‘Moving’ ceremony at site of UK training farm for Jewish refugees making aliyah

Bachad Farm in Essex operated for 18 years from 1944 giving crash courses in agriculture to young Israel-bound Jews

The Thaxted AJR of Thaxted Tree Planting, September 2022. Left to right: Tom Magness (farmer); Aviv Handler (grandson of Arieh Handler); Danny Handler; Alan Philipp (grandson of Oscar Philipp), Verity Steele; George Magness (farmer); Colin Magness (farmer); Debra Barnes (AJR); Mike Levy (historian); Chaya Rivlin (lived on the farm as a young child); Bruce Munro (Thaxted historian). Picture: Adam Stoller.

An oak tree has been planted at the site of a training farm in Essex where Jewish refugees from Europe learned the agricultural skills they then took to Israel.

The Bachad Farm Institute in Thaxted operated from 1944 to 1962 and was run by Arieh Handler, a founder of Bnei Akiva, who died in 2011. He was the last living witness to the signing of the Declaration of the State of Israel.

Planted on 18 September, the native oak was sponsored by Handler’s children, Danny and Gabriel, in honour of their father, who furnished young Jewish men and women with the skills they would use after making aliyah.

“This event was the realisation of a dream,” said Verity Steele, an academic who grew up less than a mile away and who arranged for a new information plaque about Bachad farm for walkers.

“We were treated to first-hand accounts of life on the farm by former Bachad pioneers and family members, which brought its 18-year-long presence in Thaxted to life,” she said. “It was of inestimable value to the refugees from Nazism who sheltered in its various training farms.”

She said it offered “a sense of belonging and purpose, the opportunity to stay connected to religious heritage, and preparation for a future life in Israel… This meant and still means so much to those who trained at Thaxted and to their families and is something Thaxted should be proud of”.

Academic Verity Steele stands in front of a new information board outlining the post-war work at Bachad Farm. Pic credit: Adam Soller Photography

Local historian Bruce Munro described the event as “impressive and moving”, saying: “Many of us knew something of the Holocaust, but little or nothing about the Jewish refugees at Bachad or the role it played in providing a hopeful future for the refugees in Israel.”
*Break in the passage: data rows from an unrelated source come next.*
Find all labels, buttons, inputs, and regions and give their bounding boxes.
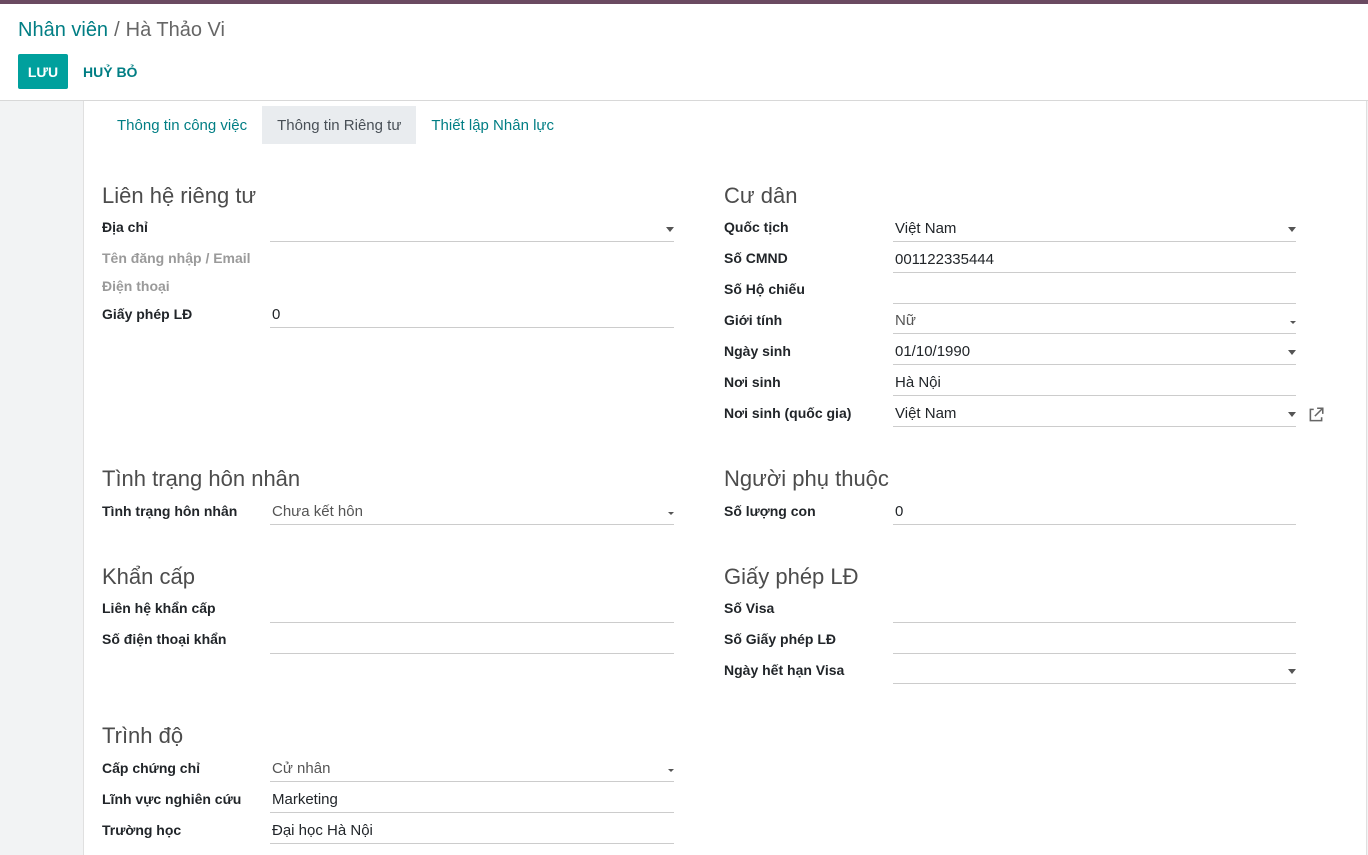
breadcrumb-current: Hà Thảo Vi	[125, 19, 225, 41]
birthplace-field[interactable]: Hà Nội	[893, 372, 1296, 396]
label-address: Địa chỉ	[102, 219, 148, 235]
marital-status-value: Chưa kết hôn	[272, 503, 363, 520]
gender-value: Nữ	[895, 312, 916, 329]
top-bar	[0, 0, 1368, 4]
visa-no-field[interactable]	[893, 599, 1296, 623]
children-count-field[interactable]: 0	[893, 501, 1296, 525]
section-title-dependents: Người phụ thuộc	[724, 466, 889, 491]
tab-bar: Thông tin công việc Thông tin Riêng tư T…	[102, 106, 569, 144]
label-marital-status: Tình trạng hôn nhân	[102, 503, 238, 519]
label-passport: Số Hộ chiếu	[724, 281, 805, 297]
breadcrumb-parent-link[interactable]: Nhân viên	[18, 19, 108, 41]
caret-down-icon	[668, 769, 674, 772]
label-emergency-phone: Số điện thoại khẩn	[102, 631, 227, 647]
section-title-marital: Tình trạng hôn nhân	[102, 466, 301, 491]
address-select[interactable]	[270, 218, 674, 242]
label-work-permit: Giấy phép LĐ	[102, 306, 193, 322]
caret-down-icon	[1288, 350, 1296, 355]
tab-private-info[interactable]: Thông tin Riêng tư	[262, 106, 417, 144]
certificate-value: Cử nhân	[272, 760, 331, 777]
label-children: Số lượng con	[724, 503, 816, 519]
save-button[interactable]: LƯU	[18, 54, 68, 89]
section-title-citizenship: Cư dân	[724, 183, 798, 208]
permit-no-field[interactable]	[893, 630, 1296, 654]
caret-down-icon	[668, 512, 674, 515]
label-visa-expire: Ngày hết hạn Visa	[724, 662, 845, 678]
school-input[interactable]: Đại học Hà Nội	[270, 820, 674, 844]
tab-hr-settings[interactable]: Thiết lập Nhân lực	[416, 106, 569, 144]
birth-country-select[interactable]: Việt Nam	[893, 403, 1296, 427]
breadcrumb-separator: /	[114, 19, 120, 41]
form-sheet: Thông tin công việc Thông tin Riêng tư T…	[83, 101, 1367, 855]
certificate-select[interactable]: Cử nhân	[270, 758, 674, 782]
caret-down-icon	[1290, 321, 1296, 324]
label-certificate: Cấp chứng chỉ	[102, 760, 201, 776]
label-birthplace: Nơi sinh	[724, 374, 781, 390]
work-permit-field[interactable]: 0	[270, 304, 674, 328]
section-title-education: Trình độ	[102, 723, 184, 748]
caret-down-icon	[666, 227, 674, 232]
visa-expire-datepicker[interactable]	[893, 660, 1296, 684]
section-title-private-contact: Liên hệ riêng tư	[102, 183, 257, 208]
label-visa-no: Số Visa	[724, 600, 775, 616]
emergency-contact-field[interactable]	[270, 599, 674, 623]
label-birthday: Ngày sinh	[724, 343, 791, 359]
label-nationality: Quốc tịch	[724, 219, 789, 235]
study-field-input[interactable]: Marketing	[270, 789, 674, 813]
label-id-number: Số CMND	[724, 250, 788, 266]
label-permit-no: Số Giấy phép LĐ	[724, 631, 837, 647]
nationality-value: Việt Nam	[895, 220, 957, 237]
birthday-datepicker[interactable]: 01/10/1990	[893, 341, 1296, 365]
birth-country-value: Việt Nam	[895, 405, 957, 422]
external-link-icon[interactable]	[1307, 406, 1325, 424]
label-emergency-contact: Liên hệ khẩn cấp	[102, 600, 216, 616]
breadcrumb: Nhân viên / Hà Thảo Vi	[18, 18, 225, 42]
id-number-field[interactable]: 001122335444	[893, 249, 1296, 273]
caret-down-icon	[1288, 227, 1296, 232]
gender-select[interactable]: Nữ	[893, 310, 1296, 334]
caret-down-icon	[1288, 669, 1296, 674]
tab-work-info[interactable]: Thông tin công việc	[102, 106, 262, 144]
section-title-work-permit: Giấy phép LĐ	[724, 564, 859, 589]
birthday-value: 01/10/1990	[895, 343, 971, 360]
label-login-email: Tên đăng nhập / Email	[102, 250, 251, 266]
label-study-field: Lĩnh vực nghiên cứu	[102, 791, 242, 807]
label-gender: Giới tính	[724, 312, 783, 328]
cancel-button[interactable]: HUỶ BỎ	[76, 54, 144, 89]
label-birth-country: Nơi sinh (quốc gia)	[724, 405, 852, 421]
label-school: Trường học	[102, 822, 182, 838]
emergency-phone-field[interactable]	[270, 630, 674, 654]
nationality-select[interactable]: Việt Nam	[893, 218, 1296, 242]
caret-down-icon	[1288, 412, 1296, 417]
passport-field[interactable]	[893, 280, 1296, 304]
section-title-emergency: Khẩn cấp	[102, 564, 195, 589]
marital-status-select[interactable]: Chưa kết hôn	[270, 501, 674, 525]
label-phone: Điện thoại	[102, 278, 170, 294]
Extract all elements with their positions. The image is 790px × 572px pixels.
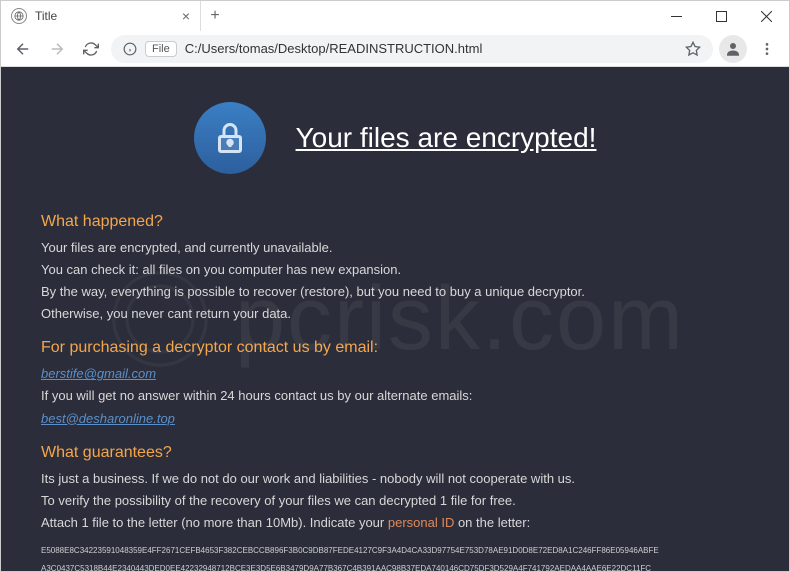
- info-icon: [123, 42, 137, 56]
- hero-title: Your files are encrypted!: [296, 122, 597, 154]
- heading-guarantees: What guarantees?: [41, 444, 749, 462]
- browser-window: Title × + File C:/Users/tomas/Desktop/RE…: [0, 0, 790, 572]
- globe-icon: [11, 8, 27, 24]
- back-button[interactable]: [9, 35, 37, 63]
- close-button[interactable]: [744, 1, 789, 31]
- menu-button[interactable]: [753, 35, 781, 63]
- tab-title: Title: [35, 9, 174, 23]
- personal-id-label: personal ID: [388, 515, 454, 530]
- url-text: C:/Users/tomas/Desktop/READINSTRUCTION.h…: [185, 41, 677, 56]
- hero: Your files are encrypted!: [41, 87, 749, 199]
- browser-tab[interactable]: Title ×: [1, 1, 201, 31]
- window-controls: [654, 1, 789, 31]
- file-badge: File: [145, 41, 177, 57]
- email-link-primary[interactable]: berstife@gmail.com: [41, 366, 156, 381]
- profile-button[interactable]: [719, 35, 747, 63]
- heading-what-happened: What happened?: [41, 213, 749, 231]
- forward-button[interactable]: [43, 35, 71, 63]
- maximize-button[interactable]: [699, 1, 744, 31]
- body-text: Your files are encrypted, and currently …: [41, 237, 749, 325]
- lock-icon: [194, 102, 266, 174]
- titlebar: Title × +: [1, 1, 789, 31]
- new-tab-button[interactable]: +: [201, 1, 229, 31]
- toolbar: File C:/Users/tomas/Desktop/READINSTRUCT…: [1, 31, 789, 67]
- reload-button[interactable]: [77, 35, 105, 63]
- page-content: pcrisk.com Your files are encrypted! Wha…: [1, 67, 789, 571]
- addressbar[interactable]: File C:/Users/tomas/Desktop/READINSTRUCT…: [111, 35, 713, 63]
- tab-close-icon[interactable]: ×: [182, 8, 190, 24]
- email-link-secondary[interactable]: best@desharonline.top: [41, 411, 175, 426]
- hex-id-block: E5088E8C34223591048359E4FF2671CEFB4653F3…: [41, 542, 749, 571]
- bookmark-star-icon[interactable]: [685, 41, 701, 57]
- heading-contact: For purchasing a decryptor contact us by…: [41, 339, 749, 357]
- minimize-button[interactable]: [654, 1, 699, 31]
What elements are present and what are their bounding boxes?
Adam Waters of Bnei Akiva UK said it was “symbolic” that the youth movement’s current gap year students were on a kibbutz in Israel learning how to farm while the event at Thaxted took place.

Shlomo Manns, 90, who trained at the farm in the 1950s, said: “It was an amazing and exciting experience to be back and to see again the site where we learnt farming and met up with other chlutzim.”

Michal Barkan and Shlomo Manns review the new Bachad Farm information board in Essex. Pic credit: Bonnie Bracha Manns Levron

Michal Barkan, whose father Max arrived on the Kindertransport and became farm manager from 1952-54, said: “Coming here and meeting people who have decided to tell the world about the Jewish history of this place was very moving.”

Debra Barnes of the Association of Jewish Refugees (AJR) said the location of Bachad was “an excellent site to plant one of the last of our 80 Trees for 80 Years, in memory of such an important figure – Arieh Handler”.

The planting initiative is a nationwide campaign to plant oak trees “in honour of people and places that symbolise the enormous contribution made to every walk of British life by refugees who escaped from Nazi Europe”.

AJR chief executive Michael Newman said it was “poignant” that the event took place a day before The Queen’s funeral, because the tree will form part of The Queen’s Green Canopy to mark her Platinum Jubilee in 2022.